Raucher: Schock über die Kosten

Statt mit Schockfotos auf Zigarettenschachteln will der Chef des EU-Gesundheitsausschusses, Florenz, Raucher und Tabakindustrie lieber über den Geldbeutel abschrecken.

Hohe Preise sind das wirksamste Mittel gegen Rauchen, findet Florenz. Bild: dpa

BERLIN taz Seit dem Wochenende ist das Rauchen in Zügen und Taxen verboten, demnächst werden weitere Landtage Rauchverbote in Gaststätten beschließen und seit neuestem wird über Schockfotos auf Zigarettenschachteln diskutiert. Karl-Heinz Florenz, Chef des Gesundheitsausschusses im Europaparlament, kämpft schon lange gegen den Tabak. Der CDU-Mann hat die Erfahrung gemacht, dass das wirksamste Mittel gegen das Rauchen das Geld ist. Deshalb will er durchsetzen, dass die EU die Zigarettenindustrie mit einer Milliardenumlage belastet.

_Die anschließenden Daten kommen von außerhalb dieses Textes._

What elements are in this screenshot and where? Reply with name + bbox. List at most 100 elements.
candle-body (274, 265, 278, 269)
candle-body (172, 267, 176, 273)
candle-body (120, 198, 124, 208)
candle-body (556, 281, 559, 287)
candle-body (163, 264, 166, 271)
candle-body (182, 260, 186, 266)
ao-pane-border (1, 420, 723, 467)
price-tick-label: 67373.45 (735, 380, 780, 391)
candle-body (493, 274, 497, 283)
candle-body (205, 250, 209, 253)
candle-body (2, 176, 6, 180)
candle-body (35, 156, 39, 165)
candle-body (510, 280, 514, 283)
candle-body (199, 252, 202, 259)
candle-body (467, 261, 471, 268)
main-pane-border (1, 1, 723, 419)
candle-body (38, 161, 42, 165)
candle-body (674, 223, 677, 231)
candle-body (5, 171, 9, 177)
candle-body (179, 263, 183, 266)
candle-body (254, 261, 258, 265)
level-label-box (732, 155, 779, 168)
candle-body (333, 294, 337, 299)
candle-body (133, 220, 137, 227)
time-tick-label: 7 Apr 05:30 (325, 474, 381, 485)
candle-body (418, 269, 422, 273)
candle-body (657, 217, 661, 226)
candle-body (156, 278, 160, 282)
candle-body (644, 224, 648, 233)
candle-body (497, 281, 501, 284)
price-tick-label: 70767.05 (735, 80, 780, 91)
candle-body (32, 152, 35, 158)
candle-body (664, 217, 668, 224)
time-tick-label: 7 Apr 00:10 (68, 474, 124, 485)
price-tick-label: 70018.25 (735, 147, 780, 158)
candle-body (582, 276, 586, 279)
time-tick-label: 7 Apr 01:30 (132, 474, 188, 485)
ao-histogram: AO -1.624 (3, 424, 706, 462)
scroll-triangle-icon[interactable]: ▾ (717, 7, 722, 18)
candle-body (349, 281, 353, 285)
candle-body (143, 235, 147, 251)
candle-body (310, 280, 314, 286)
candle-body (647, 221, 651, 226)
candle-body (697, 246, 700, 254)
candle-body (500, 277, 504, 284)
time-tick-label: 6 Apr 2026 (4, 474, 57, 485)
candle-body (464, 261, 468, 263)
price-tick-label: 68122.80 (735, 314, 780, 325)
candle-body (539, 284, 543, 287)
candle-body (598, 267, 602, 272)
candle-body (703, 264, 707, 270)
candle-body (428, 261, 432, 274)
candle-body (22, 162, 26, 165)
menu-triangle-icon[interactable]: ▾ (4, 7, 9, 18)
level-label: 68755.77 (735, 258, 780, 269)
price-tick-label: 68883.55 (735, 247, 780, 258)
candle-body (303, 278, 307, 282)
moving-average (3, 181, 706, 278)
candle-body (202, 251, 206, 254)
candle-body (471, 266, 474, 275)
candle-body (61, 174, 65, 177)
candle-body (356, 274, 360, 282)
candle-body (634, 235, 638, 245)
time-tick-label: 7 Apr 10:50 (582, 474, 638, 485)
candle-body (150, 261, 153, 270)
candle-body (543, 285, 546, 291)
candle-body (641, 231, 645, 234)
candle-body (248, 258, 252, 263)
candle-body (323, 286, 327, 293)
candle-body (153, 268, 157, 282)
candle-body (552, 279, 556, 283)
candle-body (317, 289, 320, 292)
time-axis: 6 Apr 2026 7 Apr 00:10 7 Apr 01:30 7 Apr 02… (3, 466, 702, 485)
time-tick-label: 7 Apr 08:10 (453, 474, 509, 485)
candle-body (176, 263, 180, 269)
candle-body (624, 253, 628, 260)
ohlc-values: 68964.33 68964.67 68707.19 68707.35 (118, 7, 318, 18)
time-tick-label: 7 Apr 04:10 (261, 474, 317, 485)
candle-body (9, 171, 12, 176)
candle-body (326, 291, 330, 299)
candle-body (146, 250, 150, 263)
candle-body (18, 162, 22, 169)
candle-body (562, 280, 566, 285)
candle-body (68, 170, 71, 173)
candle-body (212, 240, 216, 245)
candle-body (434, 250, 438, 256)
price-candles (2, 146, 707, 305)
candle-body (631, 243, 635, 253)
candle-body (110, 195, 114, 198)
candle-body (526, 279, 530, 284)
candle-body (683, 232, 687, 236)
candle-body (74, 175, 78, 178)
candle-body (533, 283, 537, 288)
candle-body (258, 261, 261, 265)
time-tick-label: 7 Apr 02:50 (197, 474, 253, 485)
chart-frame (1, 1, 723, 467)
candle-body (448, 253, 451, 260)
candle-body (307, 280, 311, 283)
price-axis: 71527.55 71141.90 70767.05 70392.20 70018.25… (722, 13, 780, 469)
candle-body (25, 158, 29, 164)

"Die Kultur des Rauchens ist so tief in den Köpfen verankert, dass man das am besten über den Geldbeutel regelt", sagte Florenz der taz. Nächsten Dienstag tagt der Gesundheitsausschuss des Europaparlaments. Florenz wird einen Bericht zum Rauchen vorlegen. Anschließend soll das Parlament die EU-Kommission beauftragen, sich Wege auszudenken, wie die durch das Rauchen entstehenden Kosten auf die Tabakindustrie und über die Preise auch auf die Raucher umgelegt werden können. "Die Verursacher sollen den Schaden zahlen", verlangte Florenz. "Warum soll ein nichtrauchender Landarbeiter für einen penetranten Kollegen zahlen, der es nicht lassen kann?"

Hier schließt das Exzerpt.